Sean O'Sullivan started the season looking like a player worth $700,000 a year, before making way for Cleary to return.
The Storm, meanwhile, are realising their seemingly endless run of developing stars is, not necessarily coming to an end, but in an ebb.
Ryan Papenhuyzen is now THE guy at the back. It's possible Bellamy tried to get a bit too cute in putting Wishart back there to replace him, because Cleary gave him hell under rainy skies.
The step down from Jahrome Hughes to Cooper Johns was noticeable, to put it mildly.
And the Harry Grant-Brandon Smith combo is no longer a double-barrelled dummy-half luxury; they need Grant at his best at hooker and Smith peaking as a fringe ball-runner.
Injuries to any of them, or God forbid two of them, and suddenly the Storm are looking a little thin.
How to fight the Penrith momentum
If an opposing team manages to put a Penrith player on their back with any sort of regularity, there should be a parade.
If you've ever watched the Panthers roll up the field in the blink of an eye and wondered how they do it, a series of intentional powerful faceplants is how.
Every tackle is a battle between the player with the ball trying to land on their belly and spring up as quickly as possible, and a defence trying to land them on their back and keep them there for as long as possible.
The Panthers almost always win that battle. Not only do they make good, fast metres, when they are finally brought to ground they're back on their feet and playing the ball before you know it.
Stopping that from happening is nigh impossible, but responding in kind is almost certainly necessary.
If you want to make metres on them, you have to catch the defence back-tracking and that likely means take the risk of trying to play the ball before your body is really ready.
The risk is you make a mistake, give the ball back to the Panthers and they maul you, but those are the stakes when you play against the best.
When you're the best, you make your own rules
There is a certain rhythm to NRL games, even when very good rugby league teams are involved. But not as far as Penrith is concerned.
There is not a moment, on either side of the ball, that you truly know what is going to happen.
Offloads and clever plays are one thing, but when the play breaks down, no team (maybe ever) is more dangerous.
All across the park — from To'o to Tago, Crichton to Cleary, Koroisau to Kikau, and Luai all on his own — if the ball goes to ground, they can wreck the suddenly frozen or relaxed defence at will.
It's part of why teams get so frustrated against them — 'I passed the test, I shut you down, why won't you just stop?'.
In defence it's a similar story.
Attackers are supposed to have a couple of tackles to truck it off their own tryline.
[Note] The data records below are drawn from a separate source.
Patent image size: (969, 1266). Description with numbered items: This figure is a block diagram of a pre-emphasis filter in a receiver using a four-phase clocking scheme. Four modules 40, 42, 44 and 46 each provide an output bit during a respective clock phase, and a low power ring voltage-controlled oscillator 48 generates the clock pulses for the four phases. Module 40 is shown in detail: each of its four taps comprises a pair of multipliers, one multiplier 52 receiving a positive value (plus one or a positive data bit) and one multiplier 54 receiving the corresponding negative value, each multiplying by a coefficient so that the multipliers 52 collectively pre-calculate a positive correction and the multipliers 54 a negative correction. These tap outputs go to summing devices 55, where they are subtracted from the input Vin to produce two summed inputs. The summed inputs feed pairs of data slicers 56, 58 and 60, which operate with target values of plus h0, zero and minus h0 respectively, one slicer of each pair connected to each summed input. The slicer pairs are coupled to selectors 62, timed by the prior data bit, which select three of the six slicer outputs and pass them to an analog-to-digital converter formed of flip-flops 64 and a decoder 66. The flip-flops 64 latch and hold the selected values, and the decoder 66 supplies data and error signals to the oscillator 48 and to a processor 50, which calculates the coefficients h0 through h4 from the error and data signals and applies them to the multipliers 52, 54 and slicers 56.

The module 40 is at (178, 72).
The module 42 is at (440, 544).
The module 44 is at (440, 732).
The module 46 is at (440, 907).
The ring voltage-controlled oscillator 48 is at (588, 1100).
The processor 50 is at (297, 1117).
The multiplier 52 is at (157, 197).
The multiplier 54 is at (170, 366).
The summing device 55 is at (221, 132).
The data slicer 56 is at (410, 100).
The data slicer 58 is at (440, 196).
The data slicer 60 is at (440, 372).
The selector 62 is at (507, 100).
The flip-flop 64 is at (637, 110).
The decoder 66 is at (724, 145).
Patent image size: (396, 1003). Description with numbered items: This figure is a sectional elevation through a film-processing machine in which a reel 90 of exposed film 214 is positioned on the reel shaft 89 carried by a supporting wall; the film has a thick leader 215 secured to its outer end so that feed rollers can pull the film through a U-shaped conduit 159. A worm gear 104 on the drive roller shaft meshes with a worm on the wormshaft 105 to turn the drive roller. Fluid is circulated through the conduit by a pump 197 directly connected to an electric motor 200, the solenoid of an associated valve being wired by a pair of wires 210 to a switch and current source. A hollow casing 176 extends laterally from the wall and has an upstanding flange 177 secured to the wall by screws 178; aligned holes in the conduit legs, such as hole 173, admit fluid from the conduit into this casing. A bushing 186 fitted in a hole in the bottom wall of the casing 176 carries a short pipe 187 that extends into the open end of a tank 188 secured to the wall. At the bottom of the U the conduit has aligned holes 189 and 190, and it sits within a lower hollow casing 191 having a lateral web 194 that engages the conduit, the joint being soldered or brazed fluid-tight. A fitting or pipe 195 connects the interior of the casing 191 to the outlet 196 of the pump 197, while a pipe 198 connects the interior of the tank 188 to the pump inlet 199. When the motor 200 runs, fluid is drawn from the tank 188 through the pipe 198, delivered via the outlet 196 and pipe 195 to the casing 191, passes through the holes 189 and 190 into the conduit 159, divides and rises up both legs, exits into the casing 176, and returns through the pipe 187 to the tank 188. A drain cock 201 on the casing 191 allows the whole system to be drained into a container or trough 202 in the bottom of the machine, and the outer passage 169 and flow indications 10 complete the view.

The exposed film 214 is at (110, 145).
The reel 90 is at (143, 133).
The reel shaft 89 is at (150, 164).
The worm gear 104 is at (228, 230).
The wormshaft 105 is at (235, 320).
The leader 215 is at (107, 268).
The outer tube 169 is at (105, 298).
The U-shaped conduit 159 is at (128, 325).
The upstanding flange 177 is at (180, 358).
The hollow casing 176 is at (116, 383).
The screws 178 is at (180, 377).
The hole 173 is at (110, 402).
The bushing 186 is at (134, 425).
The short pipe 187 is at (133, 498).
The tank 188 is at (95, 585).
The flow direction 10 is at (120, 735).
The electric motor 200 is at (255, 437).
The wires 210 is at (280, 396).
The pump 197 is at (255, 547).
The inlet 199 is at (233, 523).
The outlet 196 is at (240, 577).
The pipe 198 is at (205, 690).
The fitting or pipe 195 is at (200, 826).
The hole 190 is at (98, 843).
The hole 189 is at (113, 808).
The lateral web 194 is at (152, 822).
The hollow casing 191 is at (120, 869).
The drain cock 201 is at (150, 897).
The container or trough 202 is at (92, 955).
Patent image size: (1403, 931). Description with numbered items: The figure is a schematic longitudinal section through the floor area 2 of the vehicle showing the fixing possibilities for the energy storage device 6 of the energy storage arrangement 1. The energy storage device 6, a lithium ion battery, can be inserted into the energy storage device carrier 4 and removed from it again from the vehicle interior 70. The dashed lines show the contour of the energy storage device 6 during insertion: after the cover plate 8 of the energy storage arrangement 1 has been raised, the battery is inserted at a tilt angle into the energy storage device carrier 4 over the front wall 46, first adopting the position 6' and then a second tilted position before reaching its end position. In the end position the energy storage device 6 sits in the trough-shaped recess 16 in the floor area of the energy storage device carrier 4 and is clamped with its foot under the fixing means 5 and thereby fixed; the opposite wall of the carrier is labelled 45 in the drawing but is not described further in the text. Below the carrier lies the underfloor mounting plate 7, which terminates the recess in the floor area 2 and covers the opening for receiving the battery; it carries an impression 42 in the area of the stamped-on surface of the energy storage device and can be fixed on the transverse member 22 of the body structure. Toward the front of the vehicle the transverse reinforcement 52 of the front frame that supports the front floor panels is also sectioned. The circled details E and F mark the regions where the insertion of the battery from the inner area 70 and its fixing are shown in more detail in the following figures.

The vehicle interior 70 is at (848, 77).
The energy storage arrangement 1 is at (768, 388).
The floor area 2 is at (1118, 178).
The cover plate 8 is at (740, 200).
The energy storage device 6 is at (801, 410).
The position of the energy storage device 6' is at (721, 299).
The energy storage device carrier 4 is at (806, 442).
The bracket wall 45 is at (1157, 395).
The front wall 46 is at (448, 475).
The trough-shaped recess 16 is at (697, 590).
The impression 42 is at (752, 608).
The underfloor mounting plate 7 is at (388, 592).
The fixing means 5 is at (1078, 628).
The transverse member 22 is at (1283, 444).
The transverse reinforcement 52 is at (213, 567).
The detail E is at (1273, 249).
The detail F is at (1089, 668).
Maybe they don't get as far as they want to, but that's usually it.
When Penrith is defending, they attack. There's no spot too far away from the tryline that they can't drag you back into the in-goal. There's nowhere within 20 minutes of the sideline that you're not under threat of being lobbed into touch.
Fall asleep for one second, think you've got things in hand for a moment and that's when they pounce.
Cameron Munster is still Melbourne's north star
Without Papenhuyzen and Hughes, it was left up to Munster to embody the title of "pivot" more than ever before. And he did his level best.
His swirling kick-off found the grass, then he forced a knock-on from Jarome Luai, and launched a torpedo bomb that again bamboozled the Panthers' back three.
Later, he found the in-goal with another uncatchable bomb, and when Taylan May Houdini'd his way past four would-be Storm tacklers and out of danger, Munster took it upon himself to rip the ball out of Dylan Edwards's hands.
He got the ball soon after and chipped over the top for Nick Meaney and the Storm's only try of the night.
Late in the first half he somehow stared down a rampaging Stephen Crichton and held him up basically all on his own.
It all ended up being for nought — fighting Penrith while undermanned is like fighting the tide with handful of sand — but his performance showed how hard he is willing to fight for this side and what he can do.
If only he had a little more support we might have had something close to a contest.